Serve grilled romaine right away. You can serve it whole, as is. The herbed vinaigrette will have flavored it nicely.
Or, you can sprinkle the whole hearts with Parmesan cheese. To be a little decadent, drizzle on blue cheese dressing and toss on some bacon crumbles.
You can also chop up the grilled romaine and use it as a base for a salad.
What to Serve With Grilled Romaine Lettuce
- Grilled Chicken With South Carolina Barbecue Sauce
- Grilled Salmon With Dill Butter
- Grilled Chicken Caesar Salad (use the grilled romaine in the recipe)
- Thousand Island Dressing
- Ranch Dressing
Grilled Romaine Lettuce
- 3 to 4 romaine hearts
- 3 tablespoons extra virgin olive oil
- 1 tablespoon red wine vinegar (or cider vinegar)
- 2 teaspoons chopped fresh herbs such as rosemary, thyme, oregano (or 1 teaspoon dried mixed herbs)
- 1/4 teaspoon kosher salt
- Pinch freshly ground black pepper
Prep the romaine hearts:
Pull off any old leaves.
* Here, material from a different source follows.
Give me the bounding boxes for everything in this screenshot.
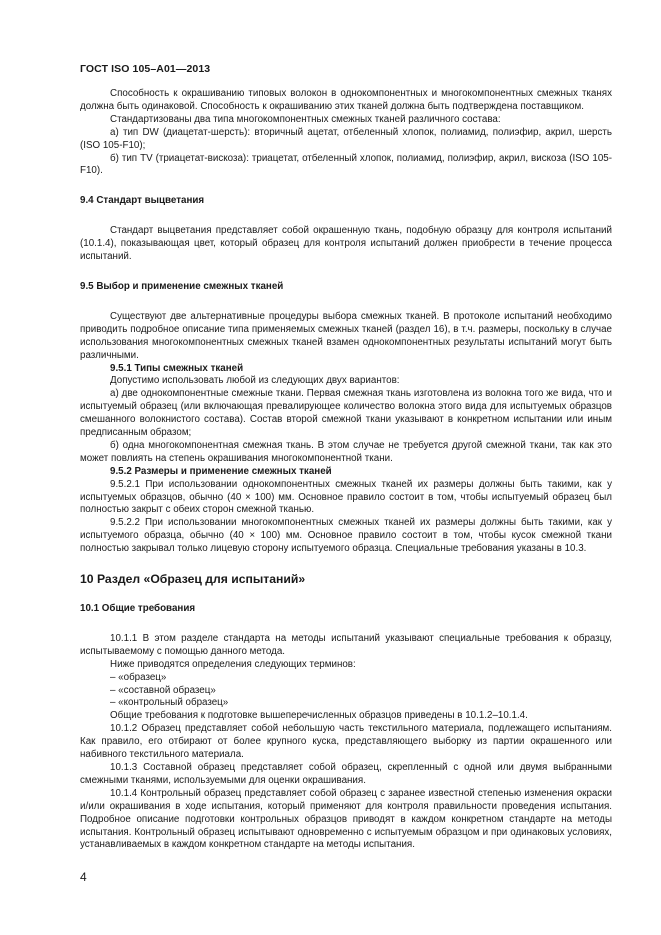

Chop off the top 1 or 2 inches of the lettuce head, and shave off the browned part of the root end, leaving the root end intact so that the lettuce head stays together.
Prepare your grill:
Turn your gas grill to high or get your charcoal coal grill very hot.
Prepare the vinaigrette:
Put the oil, vinegar, herbs, salt and pepper in a small bowl and whisk with a fork to combine. Paint the lettuce hearts all over with the vinaigrette.
Grill the lettuce:
Grill the romaine hearts until lightly browned on all sides, turning every minute or two until done.
Serve immediately. You can either serve the hearts whole, or chop them and toss them for a salad.